Empirical Bayes Confidence Intervals

Constructing confidence intervals for EB estimates
empirical bayes
bayesian statistics
statistics
math
Author
Affiliation
Published

April 22, 2025

In progess. This note summarizes the methods proposed by (Ignatiadis and Wager 2022).

Setup

Suppose we have following model

\[ \begin{equation} Z_i = \mu_i + \epsilon_i, \hspace{1cm} \mu_i \stackrel{iid}{\sim} G\in \mathcal{G}, \hspace{1cm} \epsilon_i \stackrel{iid}{\sim} \mathcal{N}(0,1), \end{equation} \]

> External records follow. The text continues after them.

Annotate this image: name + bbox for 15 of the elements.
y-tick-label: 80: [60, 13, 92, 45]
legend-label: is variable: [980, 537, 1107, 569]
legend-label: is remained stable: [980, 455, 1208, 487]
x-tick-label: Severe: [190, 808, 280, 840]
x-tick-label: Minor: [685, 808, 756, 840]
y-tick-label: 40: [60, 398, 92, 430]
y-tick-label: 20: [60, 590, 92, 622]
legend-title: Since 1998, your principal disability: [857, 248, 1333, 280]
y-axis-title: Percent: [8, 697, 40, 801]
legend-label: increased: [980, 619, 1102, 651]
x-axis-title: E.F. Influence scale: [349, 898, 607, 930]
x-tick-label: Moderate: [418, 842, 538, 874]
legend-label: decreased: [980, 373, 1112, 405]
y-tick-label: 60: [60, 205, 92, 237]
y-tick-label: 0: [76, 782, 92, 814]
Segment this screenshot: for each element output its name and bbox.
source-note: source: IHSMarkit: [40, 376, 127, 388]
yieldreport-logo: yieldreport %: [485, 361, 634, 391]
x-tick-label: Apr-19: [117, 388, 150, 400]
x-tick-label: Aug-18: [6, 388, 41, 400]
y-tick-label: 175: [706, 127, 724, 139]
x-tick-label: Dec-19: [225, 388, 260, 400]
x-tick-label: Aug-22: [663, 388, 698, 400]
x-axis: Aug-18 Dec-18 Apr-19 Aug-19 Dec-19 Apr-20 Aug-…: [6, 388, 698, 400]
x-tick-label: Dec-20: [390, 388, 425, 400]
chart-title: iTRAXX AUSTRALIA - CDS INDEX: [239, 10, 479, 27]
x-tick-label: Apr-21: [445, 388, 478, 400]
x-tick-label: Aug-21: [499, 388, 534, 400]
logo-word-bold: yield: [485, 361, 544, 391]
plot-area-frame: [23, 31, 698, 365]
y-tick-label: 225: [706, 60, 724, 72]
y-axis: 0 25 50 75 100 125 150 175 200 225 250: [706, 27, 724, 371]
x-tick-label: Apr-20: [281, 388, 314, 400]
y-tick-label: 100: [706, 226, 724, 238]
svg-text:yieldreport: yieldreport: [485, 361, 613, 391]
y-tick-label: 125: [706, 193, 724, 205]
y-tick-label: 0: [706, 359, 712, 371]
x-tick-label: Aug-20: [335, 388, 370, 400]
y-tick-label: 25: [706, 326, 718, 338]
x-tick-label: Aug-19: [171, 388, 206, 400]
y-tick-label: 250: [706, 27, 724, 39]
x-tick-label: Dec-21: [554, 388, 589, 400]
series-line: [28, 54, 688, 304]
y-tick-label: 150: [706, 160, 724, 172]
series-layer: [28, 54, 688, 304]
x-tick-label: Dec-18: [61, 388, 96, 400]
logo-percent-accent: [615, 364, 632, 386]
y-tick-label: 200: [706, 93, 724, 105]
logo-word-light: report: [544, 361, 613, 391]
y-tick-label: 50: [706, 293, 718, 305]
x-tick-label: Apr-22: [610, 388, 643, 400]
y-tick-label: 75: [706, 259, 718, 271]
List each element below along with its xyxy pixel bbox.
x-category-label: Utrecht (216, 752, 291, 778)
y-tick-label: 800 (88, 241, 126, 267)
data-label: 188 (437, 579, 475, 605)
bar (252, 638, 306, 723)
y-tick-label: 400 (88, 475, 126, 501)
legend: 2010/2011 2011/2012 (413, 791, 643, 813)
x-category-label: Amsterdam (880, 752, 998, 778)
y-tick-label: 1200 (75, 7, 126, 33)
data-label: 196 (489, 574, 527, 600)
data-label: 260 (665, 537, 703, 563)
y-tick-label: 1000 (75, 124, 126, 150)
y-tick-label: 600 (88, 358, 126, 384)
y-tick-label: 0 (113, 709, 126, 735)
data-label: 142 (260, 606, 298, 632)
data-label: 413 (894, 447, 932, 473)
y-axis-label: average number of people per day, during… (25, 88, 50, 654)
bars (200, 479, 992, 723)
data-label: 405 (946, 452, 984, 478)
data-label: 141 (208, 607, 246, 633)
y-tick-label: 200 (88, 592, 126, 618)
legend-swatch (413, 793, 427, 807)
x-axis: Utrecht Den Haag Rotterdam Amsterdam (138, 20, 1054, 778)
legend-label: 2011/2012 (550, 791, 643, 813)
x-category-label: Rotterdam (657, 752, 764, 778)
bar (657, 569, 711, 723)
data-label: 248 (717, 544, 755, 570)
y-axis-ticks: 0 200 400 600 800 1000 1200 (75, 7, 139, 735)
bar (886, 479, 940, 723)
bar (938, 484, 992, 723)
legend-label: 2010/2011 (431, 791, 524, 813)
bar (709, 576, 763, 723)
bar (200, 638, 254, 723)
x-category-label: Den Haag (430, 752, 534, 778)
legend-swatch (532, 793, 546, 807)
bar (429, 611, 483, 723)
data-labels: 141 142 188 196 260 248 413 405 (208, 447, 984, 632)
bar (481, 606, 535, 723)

for some prior class \(\mathcal{G}\). We are interested in estimating \(\theta_G(z)=\mathbb{E}_G[h(\mu)\mid Z=z]\) for some function \(h\) and forming confidence intervals for the estimates. Ignadiatis and Wager propose two approaches for this task: \(F\)-localization and AMARI.

\(F\)-localization

Idea: find a level-\(\alpha\) set of distribution functions \(\mathcal{F}_n(\alpha)\) for the true marginal distribution function \(F_G\), i.e.,

\[ \lim \inf_{n\to \infty} \mathbb{P}_G\Big[ F_G \in \mathcal{F}_n(\alpha)\Big] \geq 1-\alpha. \]

For \(z\) of interest, identify all \(\hat{G}\) such that \(F_{\widehat{G}}\) lies inside \[\mathcal{F}_n(\alpha)\]. Now that we have a set of \(\theta_{\widehat{G}}(z)\)’s, we can simply take and maximum and minimum to form a confidence band.

AMARI

Prerequisite: bias-aware confidence intervals

Suppose we have some estimate \(\hat{m}\) of some functional \(m \in \mathcal{M}\) with standard error \({se}(\hat{m}(x_0))\). Denote the worse case bias by \(B = \text{sup}_{m \in \mathcal{M}}\|\hat{m}(x_0) - m(x_0)\|\). Then a naive confidence interval for \(m(x_0)\) is

\[ \hat{m}(x_0) \pm (B + t_{1-\alpha/2} se(\hat{m}(x_0))). \]

To make the length of the CI as short as possible, a better one is given by

\[ \hat{m}(x_0) \pm t_\alpha (se(\hat{m}(x_0)), B), \]

where

\[ t_\alpha (se(\hat{m}(x_0)), B) = \inf \big\{ t > 0: \forall |b| \leq B: \mathbb{P}[|Z_b| \leq t] \geq \alpha\big\}, \]

and \(Z_b \sim \mathcal{N}(b, se(\hat{m}(x_0))^2)\).

Non-identifiability in the Bernoulli Model

Consider the model \(Z_i \mid \mu_i \sim \text{Bernoulli}(\mu_i)\), and \(\mu_i\sim G\in\mathcal{P}([0,1])\). Then we have \(p(Z_i \mid \mu_i) = \mu_i^{z_i}(1-\mu_i)^{1-z_i}\), \(f_G(1) = \int \mu dG(\mu)\), and \(f_G(0) = 1 - f_G(1)\). So the marginal distribution \(f_G\) of \(Z\) is determined by \(f_G(1)\).

The second moment \(L(G)=\int \mu^2 dG(\mu)\) is not point-identified. Different priors \(G\) with the same \(f_G(1)\), $\(L(G)\) could have different \(L(G)\). The maximum is attained at \(G\) such that \(\PP_G[\\{1\\}]=f_G(1)\) and \(\PP_G[\{0\}] = f_G(0)\). In this case, \(L(G) = \text{Var}_G(\mu)+(f_G(1))^2 = f_G(1)\). The minimum is attained at \(\PP_G[\\{f_G(1)\\}]=1\), with \(L(G) = f_G(1)^2\).

References

Ignatiadis, Nikolaos, and Stefan Wager. 2022. “Confidence Intervals for Nonparametric Empirical Bayes Analysis.” J. Am. Stat. Assoc. 117 (539): 1149–66.